Ora, como é possível verificar, é Carloto Cotta a dobrar num prometido regresso de Gabriel Abrantes à longa-metragem (cinco anos depois de “Diamantino”), resultando numa produção competentíssima, aliás, das mais universalmente competentes no que se refere às nossas 'aventuras' pelo género... isto, falando num senso comum de mercado. E é aí que “A Semente do Mal” (“Amelia’s Children” para os ‘amigos’ gringos) mais falha, o de não conseguir prosseguir enquanto exercício personalizado, visto que é o nome Gabriel Abrantes a surgir nos créditos. É Abrantes, sim, como poderia ser outro qualquer 'sujeito' e o resultado seria o mesmo: num profissionalismo embrulhado em semiótica reconhecível e pior que isso... algo que não perdoo nesta “altura do campeonato”... o uso fácil dos jumpscares, isso, ao invés da aposta atmosférica (sendo o material frutífero para tal e muito mais). Onde se nota o cobiçado 'toque-abrantes' em todo este cenário é na tecnologia enquanto alavanca narrativa, neste caso o mecanismo e a respetiva aplicação de DNA, a possibilidade e a impossibilidade unidas em futurismos como mandou parte do cinema do realizador (aqui menos delirante e mais propenso a montar um filme de terror seguindo as instruções de um manual).
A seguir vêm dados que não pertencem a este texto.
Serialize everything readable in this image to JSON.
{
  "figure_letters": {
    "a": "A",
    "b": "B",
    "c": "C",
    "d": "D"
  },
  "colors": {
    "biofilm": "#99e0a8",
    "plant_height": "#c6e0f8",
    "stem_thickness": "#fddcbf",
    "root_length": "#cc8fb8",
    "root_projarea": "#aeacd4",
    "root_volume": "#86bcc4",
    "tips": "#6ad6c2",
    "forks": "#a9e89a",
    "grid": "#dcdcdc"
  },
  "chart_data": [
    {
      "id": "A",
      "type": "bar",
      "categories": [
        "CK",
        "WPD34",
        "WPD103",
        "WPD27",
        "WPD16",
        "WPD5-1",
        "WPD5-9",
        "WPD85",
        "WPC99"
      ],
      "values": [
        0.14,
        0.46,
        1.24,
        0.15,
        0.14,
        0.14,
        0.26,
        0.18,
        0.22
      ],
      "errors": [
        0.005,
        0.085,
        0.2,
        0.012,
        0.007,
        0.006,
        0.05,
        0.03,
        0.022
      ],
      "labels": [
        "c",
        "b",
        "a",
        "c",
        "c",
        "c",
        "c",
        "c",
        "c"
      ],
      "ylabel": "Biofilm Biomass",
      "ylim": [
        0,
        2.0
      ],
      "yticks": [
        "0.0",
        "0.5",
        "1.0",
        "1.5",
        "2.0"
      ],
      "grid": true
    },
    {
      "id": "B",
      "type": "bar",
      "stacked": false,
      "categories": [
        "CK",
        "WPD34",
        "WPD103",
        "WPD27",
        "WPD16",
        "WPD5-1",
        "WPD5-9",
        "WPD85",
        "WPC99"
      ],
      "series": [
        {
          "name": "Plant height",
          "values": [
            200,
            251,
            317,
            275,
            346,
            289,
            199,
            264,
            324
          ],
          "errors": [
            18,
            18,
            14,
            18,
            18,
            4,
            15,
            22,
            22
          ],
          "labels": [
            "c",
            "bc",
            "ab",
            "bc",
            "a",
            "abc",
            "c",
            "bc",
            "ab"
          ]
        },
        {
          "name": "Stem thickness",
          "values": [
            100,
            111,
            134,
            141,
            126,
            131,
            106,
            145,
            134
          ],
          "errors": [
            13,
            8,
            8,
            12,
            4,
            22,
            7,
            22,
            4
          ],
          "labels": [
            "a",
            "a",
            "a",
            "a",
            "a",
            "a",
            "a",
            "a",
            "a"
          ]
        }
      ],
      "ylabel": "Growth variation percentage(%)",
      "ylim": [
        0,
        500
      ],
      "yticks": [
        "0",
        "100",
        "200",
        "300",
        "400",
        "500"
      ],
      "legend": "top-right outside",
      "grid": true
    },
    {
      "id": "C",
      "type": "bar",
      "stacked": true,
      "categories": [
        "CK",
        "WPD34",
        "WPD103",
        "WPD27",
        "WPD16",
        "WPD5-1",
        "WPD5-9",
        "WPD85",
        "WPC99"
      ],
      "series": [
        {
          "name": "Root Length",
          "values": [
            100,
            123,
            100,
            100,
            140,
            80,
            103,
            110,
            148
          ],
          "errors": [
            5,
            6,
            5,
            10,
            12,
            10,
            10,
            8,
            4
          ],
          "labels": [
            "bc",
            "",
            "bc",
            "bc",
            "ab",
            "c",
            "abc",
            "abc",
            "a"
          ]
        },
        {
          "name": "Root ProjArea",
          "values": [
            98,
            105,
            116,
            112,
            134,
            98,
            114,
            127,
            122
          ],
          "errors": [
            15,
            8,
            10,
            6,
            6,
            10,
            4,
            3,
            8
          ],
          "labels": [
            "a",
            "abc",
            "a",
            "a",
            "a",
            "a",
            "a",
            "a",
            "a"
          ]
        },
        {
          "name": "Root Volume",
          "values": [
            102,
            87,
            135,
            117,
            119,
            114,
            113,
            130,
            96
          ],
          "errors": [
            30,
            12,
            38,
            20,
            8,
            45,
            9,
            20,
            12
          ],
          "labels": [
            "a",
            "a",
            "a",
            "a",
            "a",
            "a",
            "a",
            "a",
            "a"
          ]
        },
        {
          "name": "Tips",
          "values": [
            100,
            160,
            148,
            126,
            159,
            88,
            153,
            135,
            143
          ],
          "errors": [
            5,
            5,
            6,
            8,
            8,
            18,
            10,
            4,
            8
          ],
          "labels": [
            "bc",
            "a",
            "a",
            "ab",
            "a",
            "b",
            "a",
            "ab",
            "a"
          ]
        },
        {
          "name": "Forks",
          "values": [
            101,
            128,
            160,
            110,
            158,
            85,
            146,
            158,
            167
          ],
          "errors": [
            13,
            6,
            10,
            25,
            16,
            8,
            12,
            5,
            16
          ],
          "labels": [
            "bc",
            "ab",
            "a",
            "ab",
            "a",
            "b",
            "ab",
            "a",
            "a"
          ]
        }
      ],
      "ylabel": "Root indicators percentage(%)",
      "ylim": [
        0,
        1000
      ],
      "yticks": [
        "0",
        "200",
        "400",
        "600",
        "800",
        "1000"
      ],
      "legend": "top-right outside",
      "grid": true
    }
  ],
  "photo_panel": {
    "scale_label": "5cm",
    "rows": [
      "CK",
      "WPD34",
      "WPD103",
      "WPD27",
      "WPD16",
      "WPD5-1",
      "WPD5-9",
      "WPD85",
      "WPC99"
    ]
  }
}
Talvez esteja a ser injusto, ou até incapaz de gerir desilusão perante uma pintura assinada por Gabriel Abrantes. Este "cruzamento" entre "Suspiria" (o último ato leva-nos a esse território) e "X" de Ti West vai agradar 'gente', mas é um caso “Rabo de Peixe” da Netflix, não detém expressão, simplesmente confunde-se com o habitual.